Au début de 1934, quand le processus réactionnaire de la politique républi-caine poussait à une attitude révolutionnaire généralisée un certain secteur socialiste, la tendance allianciste apparut, exposée magistralement par le militant Orobón Fernández. Cette nouvelle tendance venait s’opposer à l’exclusivisme révolutionnaire qui dominait.
« A l’heure de la lutte - disait Orobón - les « démocrates » oublient leur filiation politique et s’engagent conformément à leur filiation de classe. Que cet exemple serve aux camarades qui, pour des purismes insignifiants, se barricadent dans la théorie de « nosaltres sols » (7). Pour vaincre l’ennemi qui se multiplie, il faut immanquablement le bloc granitique des forces ouvrières. La fraction qui tourne le dos à cette nécessité se retrouvera seule et portera une lourde responsabilité vis-à-vis d’elle-même et de l’histoire » (8).
D’autres militants et moi nous évoluions autour d’une quatrième position que représentait sans doute Eusebio C. Carbó. Nous nous méfiions des alliances avec les politiciens opportunistes et de circonstances et de leurs fiefs syndicaux (9). Mais nous concevions la révolution comme un phénomène conditionné par la participation du peuple. Nous croyions que le peuple n’est mobilisé que par certaines conjonctures psychologiques émotionnelles. Le rôle du révolu-tionnaire est de savoir les détecter à temps, de les exploiter à fond avec la propagande et de diriger par des voies libertaires le débordement populaire lorsqu’il se produit. Canaliser une révolution ne voulait pas dire imposer notre droit de propriété sur elle. Et elle ne pouvait être le fruit de minorités audacieuses, fixant de sang-froid une date.
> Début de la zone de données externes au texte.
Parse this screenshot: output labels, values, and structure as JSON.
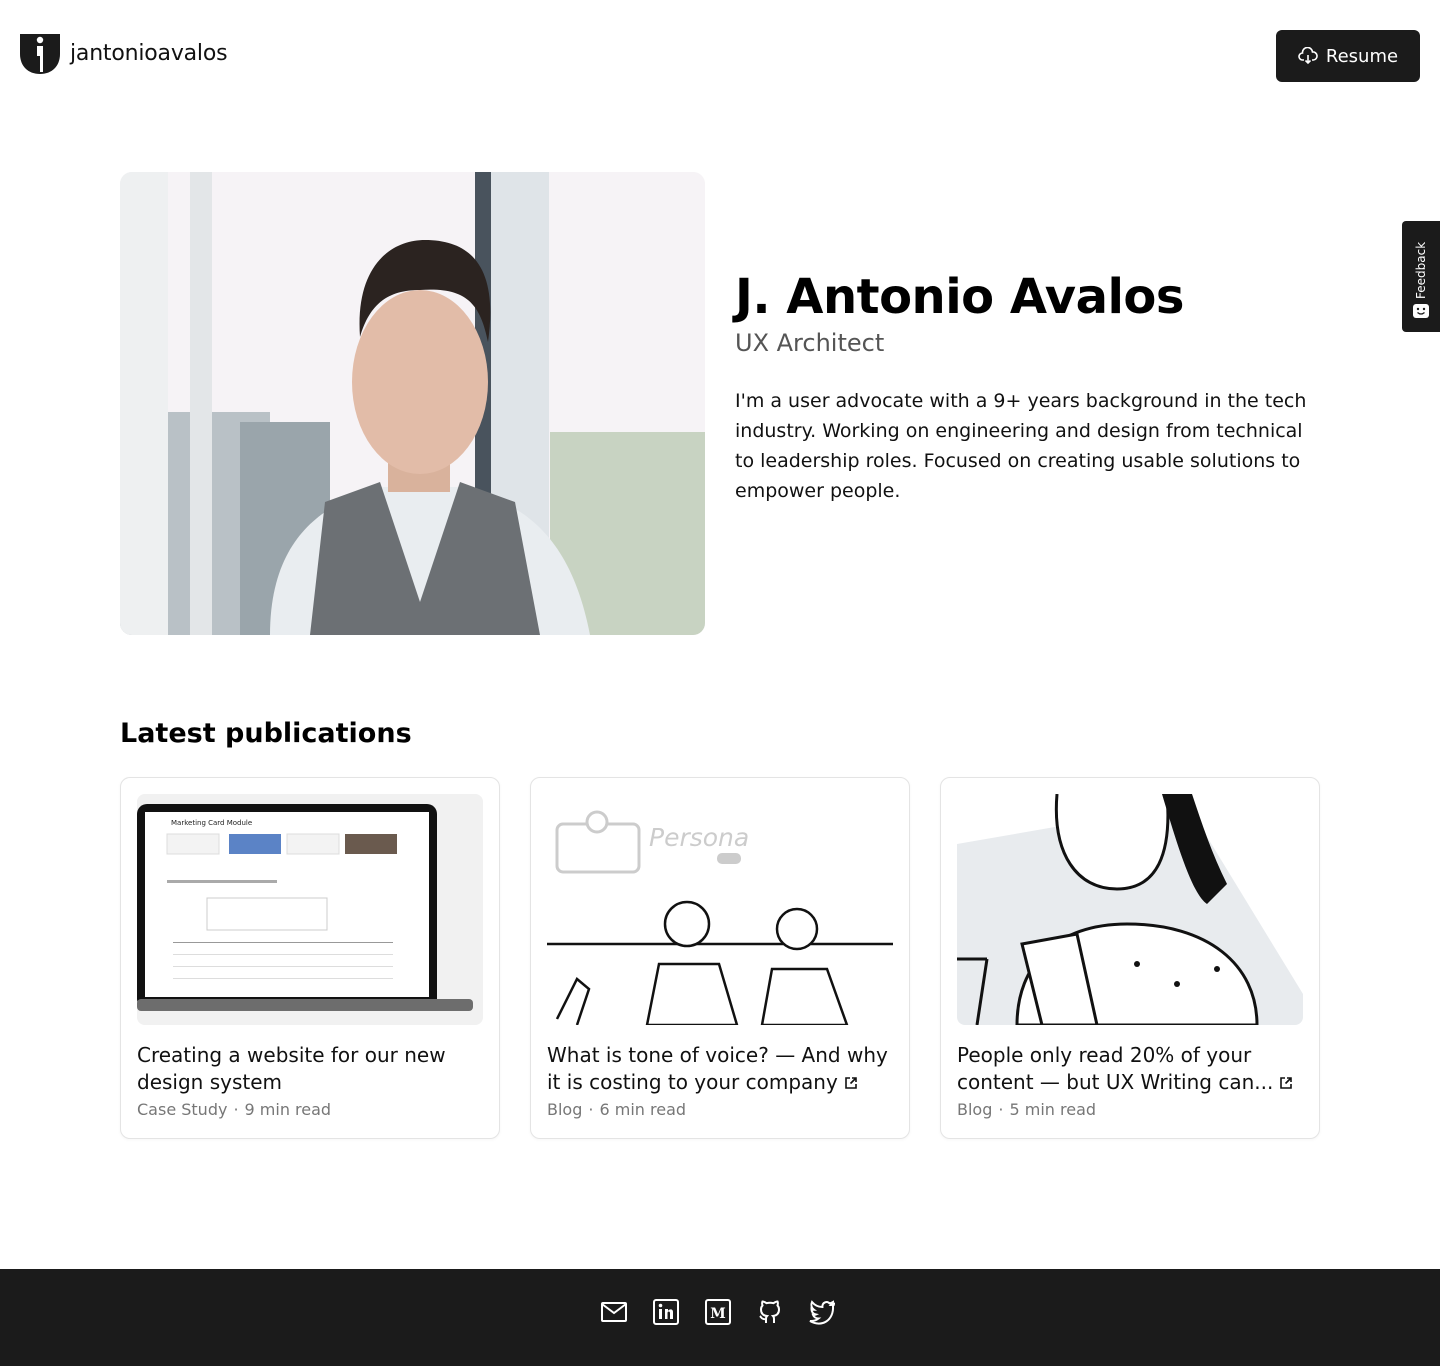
{
  "header": {
    "logo_text": "jantonioavalos",
    "resume_label": "Resume"
  },
  "feedback": {
    "label": "Feedback"
  },
  "hero": {
    "name": "J. Antonio Avalos",
    "role": "UX Architect",
    "bio": "I'm a user advocate with a 9+ years background in the tech industry. Working on engineering and design from technical to leadership roles. Focused on creating usable solutions to empower people."
  },
  "publications": {
    "title": "Latest publications",
    "items": [
      {
        "title": "Creating a website for our new design system",
        "type": "Case Study",
        "read": "9 min read",
        "external": false,
        "thumb_text": "Marketing Card Module"
      },
      {
        "title": "What is tone of voice? — And why it is costing to your company",
        "type": "Blog",
        "read": "6 min read",
        "external": true,
        "thumb_text": "Persona"
      },
      {
        "title": "People only read 20% of your content — but UX Writing can...",
        "type": "Blog",
        "read": "5 min read",
        "external": true,
        "thumb_text": ""
      }
    ]
  },
  "footer": {
    "icons": [
      "mail-icon",
      "linkedin-icon",
      "medium-icon",
      "github-icon",
      "twitter-icon"
    ]
  },
  "colors": {
    "dark": "#1b1b1b",
    "muted": "#777777"
  }
}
La tendance maximaliste (10) amena les tristes résultats de janvier et de décembre 1933. Le courant allianciste fut digne d’un meilleur sort en tant que mélange explosif de l’insurrection asturienne d’octobre 1934.
- II -
A la veille du congrès de la C.N.T. de mai 1936 (11), la tendance maximaliste prit une attitude alarmante. Un de ses animateurs se prononça dans des discours publics et privés pour la « prise du pouvoir » par le mouvement libertaire (12). Federico Urales, déjà vieux, fut responsable d’une autre phrase dangereuse « Dictature pour dictature, la nôtre d’abord » (13). A la suite de ces déclarations, l’hebdomadaire que dirigeait Carbó (Más lejos) organisa une enquête avec des questions très significatives. Federica Montseny y répondait le 30 avril 1936 « Si un jour la démocratie a représenté l’esprit libéral du monde, aujourd’hui, au moment où un problème économique se pose ainsi qu’une lutte à mort entre la société moribonde et la conception anarchiste de la vie, toute solution inter-médiaire, toute théorie du moindre mal représente une concession à notre époque et une conservation du milieu bourgeois en décomposition. [...] L’anarchie est l’antithèse du gouvernement, de l’autorité, du pouvoir. L’anarchie ne peut qu’être freinée et mal aidée, si les anarchistes s’emparent du pouvoir qui la nie et la détruit. [...] »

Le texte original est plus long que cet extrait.